Monday’s Meditation: On How We Made Them Feel
I took a meeting recently with someone I had never met before.
Now, I love people, and I’ve grown to love meeting new people. It’s one of the wonderful side effects of my work.
On the surface the meeting proceeded smoothly enough, but if I’m honest, I didn’t enjoy myself.
The lack of respect–lack of acknowledgment–I experienced from this person set me on edge. There was an air of unmistakable condescension coming from his way, and I felt as though I had been put on the spot, expected to perform–knowing all the while that each response I gave was being judged critically.
I went home and tried unsuccessfully to shake the feelings of doubt that had crept into my mind. I replayed the meeting over and over in my head, noticing each time moments where I must surely have dropped the ball, said the wrong thing, or looked like a buffoon.
One thing I’m very good at is giving myself pep talks, and around a couple of hours later, I finally insisted to myself that I get a grip.

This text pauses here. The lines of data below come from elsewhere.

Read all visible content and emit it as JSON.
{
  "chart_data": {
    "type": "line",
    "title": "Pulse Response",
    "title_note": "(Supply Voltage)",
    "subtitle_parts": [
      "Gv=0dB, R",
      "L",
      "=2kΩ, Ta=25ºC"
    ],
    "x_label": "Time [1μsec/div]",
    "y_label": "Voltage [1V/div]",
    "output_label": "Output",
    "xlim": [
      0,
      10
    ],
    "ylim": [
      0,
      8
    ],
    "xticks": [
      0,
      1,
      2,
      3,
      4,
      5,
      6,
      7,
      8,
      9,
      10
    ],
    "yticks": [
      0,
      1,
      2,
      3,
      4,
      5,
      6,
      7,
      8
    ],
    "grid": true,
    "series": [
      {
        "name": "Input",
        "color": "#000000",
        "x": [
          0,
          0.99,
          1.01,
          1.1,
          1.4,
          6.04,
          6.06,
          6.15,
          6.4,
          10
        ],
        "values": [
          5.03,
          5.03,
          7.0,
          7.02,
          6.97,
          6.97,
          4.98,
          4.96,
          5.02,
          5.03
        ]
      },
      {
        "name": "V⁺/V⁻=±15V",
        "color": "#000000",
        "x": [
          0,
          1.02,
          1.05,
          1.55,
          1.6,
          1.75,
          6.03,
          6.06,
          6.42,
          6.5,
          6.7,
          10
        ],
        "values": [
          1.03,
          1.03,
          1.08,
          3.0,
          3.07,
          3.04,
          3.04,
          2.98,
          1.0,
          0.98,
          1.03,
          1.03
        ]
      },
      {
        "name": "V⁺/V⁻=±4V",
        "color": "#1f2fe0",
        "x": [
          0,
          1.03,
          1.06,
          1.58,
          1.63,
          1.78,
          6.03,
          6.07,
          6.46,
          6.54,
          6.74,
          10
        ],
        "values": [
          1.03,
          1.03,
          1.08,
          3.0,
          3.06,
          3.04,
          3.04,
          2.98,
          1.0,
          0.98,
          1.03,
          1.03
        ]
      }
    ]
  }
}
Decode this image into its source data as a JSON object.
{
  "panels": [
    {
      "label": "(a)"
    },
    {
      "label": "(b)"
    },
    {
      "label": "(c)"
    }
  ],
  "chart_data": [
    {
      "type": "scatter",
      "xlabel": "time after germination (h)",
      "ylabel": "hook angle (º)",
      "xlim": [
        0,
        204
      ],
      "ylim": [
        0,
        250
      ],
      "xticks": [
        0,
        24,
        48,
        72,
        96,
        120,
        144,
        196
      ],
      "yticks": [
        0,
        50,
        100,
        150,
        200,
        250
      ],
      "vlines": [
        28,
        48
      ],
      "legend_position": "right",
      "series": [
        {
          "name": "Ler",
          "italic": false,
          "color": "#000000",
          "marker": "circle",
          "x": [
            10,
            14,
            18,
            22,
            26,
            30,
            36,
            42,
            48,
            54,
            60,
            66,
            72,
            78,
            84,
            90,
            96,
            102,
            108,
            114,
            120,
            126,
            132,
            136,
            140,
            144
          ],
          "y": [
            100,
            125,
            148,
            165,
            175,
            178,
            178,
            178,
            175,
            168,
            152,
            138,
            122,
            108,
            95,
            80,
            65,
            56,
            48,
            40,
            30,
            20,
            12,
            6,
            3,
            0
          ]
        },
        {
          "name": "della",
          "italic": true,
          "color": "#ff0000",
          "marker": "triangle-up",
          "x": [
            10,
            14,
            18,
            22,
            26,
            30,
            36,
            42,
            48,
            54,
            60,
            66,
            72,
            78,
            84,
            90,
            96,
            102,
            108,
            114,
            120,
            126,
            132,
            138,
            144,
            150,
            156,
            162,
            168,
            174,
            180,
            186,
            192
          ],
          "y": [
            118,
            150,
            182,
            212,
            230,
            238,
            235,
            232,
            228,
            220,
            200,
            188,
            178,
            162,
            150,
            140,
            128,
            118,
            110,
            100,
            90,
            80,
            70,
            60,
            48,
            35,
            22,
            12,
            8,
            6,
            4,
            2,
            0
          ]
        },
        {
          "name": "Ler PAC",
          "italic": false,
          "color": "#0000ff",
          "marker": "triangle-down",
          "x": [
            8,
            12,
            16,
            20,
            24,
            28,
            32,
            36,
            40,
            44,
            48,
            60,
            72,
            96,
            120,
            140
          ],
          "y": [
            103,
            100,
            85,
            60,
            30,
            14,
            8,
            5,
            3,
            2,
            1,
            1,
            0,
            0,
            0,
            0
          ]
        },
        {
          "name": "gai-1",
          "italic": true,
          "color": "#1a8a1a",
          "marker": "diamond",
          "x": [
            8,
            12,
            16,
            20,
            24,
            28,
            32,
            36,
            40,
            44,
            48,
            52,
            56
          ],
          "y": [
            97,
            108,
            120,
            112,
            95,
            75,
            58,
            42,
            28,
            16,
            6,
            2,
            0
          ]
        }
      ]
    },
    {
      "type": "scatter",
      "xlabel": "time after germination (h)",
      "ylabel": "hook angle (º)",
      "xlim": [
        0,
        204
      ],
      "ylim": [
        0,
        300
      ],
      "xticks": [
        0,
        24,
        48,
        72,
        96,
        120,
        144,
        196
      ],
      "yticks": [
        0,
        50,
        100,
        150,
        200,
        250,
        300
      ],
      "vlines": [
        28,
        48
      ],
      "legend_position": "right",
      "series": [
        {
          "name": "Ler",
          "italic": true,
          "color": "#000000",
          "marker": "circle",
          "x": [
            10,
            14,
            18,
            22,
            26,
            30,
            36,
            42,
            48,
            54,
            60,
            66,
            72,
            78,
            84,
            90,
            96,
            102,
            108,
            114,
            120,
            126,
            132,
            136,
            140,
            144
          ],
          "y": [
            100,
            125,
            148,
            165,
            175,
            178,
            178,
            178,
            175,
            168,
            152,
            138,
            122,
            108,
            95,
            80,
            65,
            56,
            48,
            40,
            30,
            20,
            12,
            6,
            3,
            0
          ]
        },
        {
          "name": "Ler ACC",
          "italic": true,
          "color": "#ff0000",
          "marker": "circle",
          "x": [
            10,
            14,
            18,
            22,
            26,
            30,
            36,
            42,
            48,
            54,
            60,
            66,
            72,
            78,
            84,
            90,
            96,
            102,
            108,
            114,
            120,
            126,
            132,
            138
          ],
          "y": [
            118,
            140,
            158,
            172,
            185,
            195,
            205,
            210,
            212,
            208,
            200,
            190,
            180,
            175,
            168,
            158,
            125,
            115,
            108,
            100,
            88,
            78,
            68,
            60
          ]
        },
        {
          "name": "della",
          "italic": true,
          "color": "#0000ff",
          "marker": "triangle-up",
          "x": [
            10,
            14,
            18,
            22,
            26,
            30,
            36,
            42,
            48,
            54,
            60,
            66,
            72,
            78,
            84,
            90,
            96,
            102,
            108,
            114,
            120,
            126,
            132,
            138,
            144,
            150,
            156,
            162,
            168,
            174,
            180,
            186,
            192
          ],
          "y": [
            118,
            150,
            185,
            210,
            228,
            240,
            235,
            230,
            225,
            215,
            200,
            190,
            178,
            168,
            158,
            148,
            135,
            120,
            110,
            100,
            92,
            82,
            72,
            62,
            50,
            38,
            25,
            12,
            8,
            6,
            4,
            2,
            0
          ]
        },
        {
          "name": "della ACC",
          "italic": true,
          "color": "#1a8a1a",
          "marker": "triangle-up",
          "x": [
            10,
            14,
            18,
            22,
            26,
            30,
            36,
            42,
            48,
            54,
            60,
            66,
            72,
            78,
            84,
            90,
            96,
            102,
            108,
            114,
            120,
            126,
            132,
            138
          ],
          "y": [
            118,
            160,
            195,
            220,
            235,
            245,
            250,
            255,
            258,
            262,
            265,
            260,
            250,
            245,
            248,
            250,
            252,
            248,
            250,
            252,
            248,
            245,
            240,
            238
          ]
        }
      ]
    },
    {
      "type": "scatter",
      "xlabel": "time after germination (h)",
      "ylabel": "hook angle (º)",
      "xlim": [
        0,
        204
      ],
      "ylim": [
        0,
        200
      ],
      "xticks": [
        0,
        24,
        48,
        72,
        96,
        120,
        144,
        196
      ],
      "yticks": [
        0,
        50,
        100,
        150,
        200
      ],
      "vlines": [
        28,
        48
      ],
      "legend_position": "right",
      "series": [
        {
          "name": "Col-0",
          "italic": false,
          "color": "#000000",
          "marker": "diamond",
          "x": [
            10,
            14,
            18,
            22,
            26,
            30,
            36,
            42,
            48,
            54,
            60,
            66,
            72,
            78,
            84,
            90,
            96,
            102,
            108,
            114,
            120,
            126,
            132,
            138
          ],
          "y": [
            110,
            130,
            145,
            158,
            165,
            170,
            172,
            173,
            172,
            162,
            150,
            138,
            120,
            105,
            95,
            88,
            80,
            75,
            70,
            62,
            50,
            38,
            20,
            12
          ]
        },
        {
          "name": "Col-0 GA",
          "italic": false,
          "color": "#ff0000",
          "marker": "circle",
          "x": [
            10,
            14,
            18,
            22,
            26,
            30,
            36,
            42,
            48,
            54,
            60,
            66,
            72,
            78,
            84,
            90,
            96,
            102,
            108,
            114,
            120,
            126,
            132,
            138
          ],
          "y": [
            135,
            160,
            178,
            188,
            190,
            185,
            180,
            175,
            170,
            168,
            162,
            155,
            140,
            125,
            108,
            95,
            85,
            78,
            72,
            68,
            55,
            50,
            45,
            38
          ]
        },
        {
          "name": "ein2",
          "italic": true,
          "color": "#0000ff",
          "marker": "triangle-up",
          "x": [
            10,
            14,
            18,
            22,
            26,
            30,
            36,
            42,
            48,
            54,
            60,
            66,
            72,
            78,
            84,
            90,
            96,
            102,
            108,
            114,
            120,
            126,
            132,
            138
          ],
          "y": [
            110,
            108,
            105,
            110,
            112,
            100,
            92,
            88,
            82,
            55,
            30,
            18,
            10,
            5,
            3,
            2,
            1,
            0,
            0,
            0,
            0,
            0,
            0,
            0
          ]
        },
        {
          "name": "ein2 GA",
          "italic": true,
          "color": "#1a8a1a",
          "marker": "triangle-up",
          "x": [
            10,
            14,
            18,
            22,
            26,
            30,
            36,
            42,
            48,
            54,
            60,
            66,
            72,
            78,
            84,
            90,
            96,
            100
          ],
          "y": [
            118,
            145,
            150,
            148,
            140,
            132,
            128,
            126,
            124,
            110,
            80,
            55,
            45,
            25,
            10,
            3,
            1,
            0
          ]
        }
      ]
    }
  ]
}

Actually, it turned out that the more I picked it apart, the more I realized how unfair I was being to myself in retrospect.

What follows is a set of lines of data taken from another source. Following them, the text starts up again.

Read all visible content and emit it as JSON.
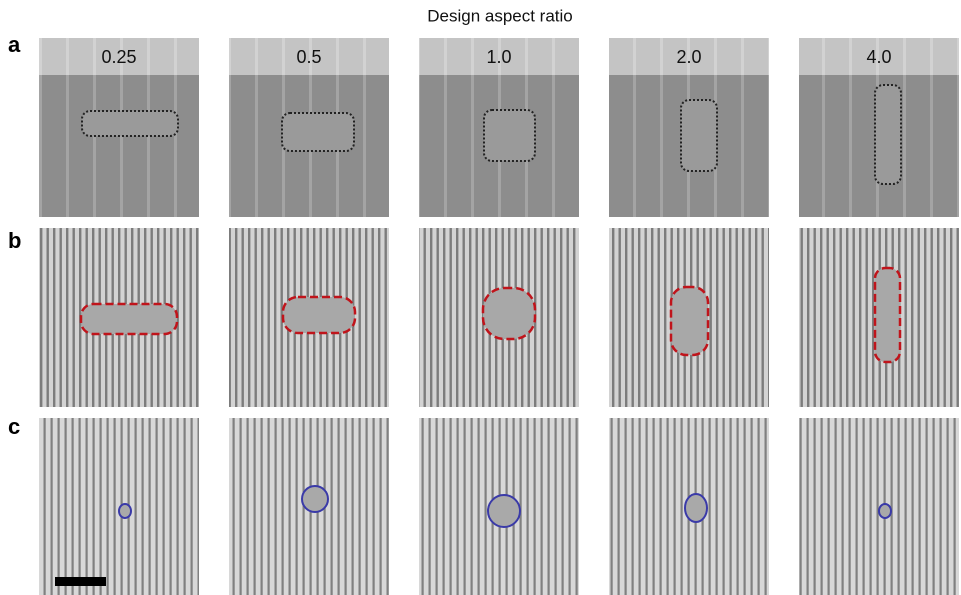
{
  "figure": {
    "title": "Design aspect ratio",
    "panels": [
      {
        "label": "a"
      },
      {
        "label": "b"
      },
      {
        "label": "c"
      }
    ],
    "columns": [
      "0.25",
      "0.5",
      "1.0",
      "2.0",
      "4.0"
    ]
  }
}
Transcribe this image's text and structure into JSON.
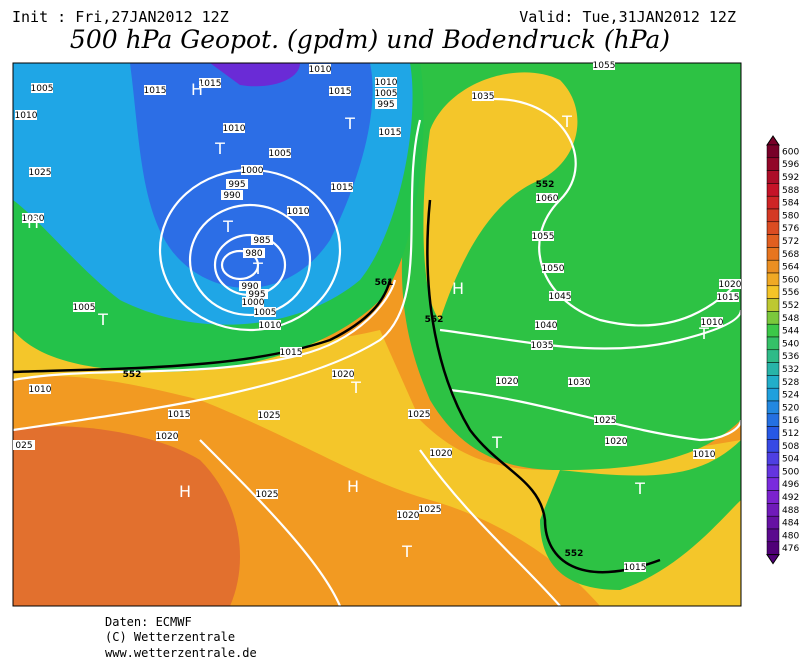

I had been myself, after all, just as I always am: a confident person, keenly skilled in what I do, and committed most to giving love and spreading joy. Yet, in this person’s company, I happened to have felt vulnerable and unversed. Well, then, it sort of had to figure that my feelings were more a reaction to this man’s energy than they were my own.
I was responsible for how I reacted, I don’t deny that. It was my choice to shrink down into myself. But at the end of the day, wasn’t it on him that he had called up such feelings in me? Feelings that are so counter to my natural constitution? Wasn’t he (at least equally) responsible for how he had made me feel?
If we are aligned with truth and kindness and love, if we believe in ourselves and the goodness of our work, whatever it may be, then we earn the right to trust our powers of perception. We earn the right to say:
“You know? Turns out that yucky feeling I felt with that person said much more about them than it did about me.”
Those who acknowledge others, who treat others as though they are competent, and who act as though they want to believe the best in others, those are the ones to hang around with.
The ones who condescend? Who make otherwise confident people squirm in their boots? That’s on them. Don’t you (me) get it twisted.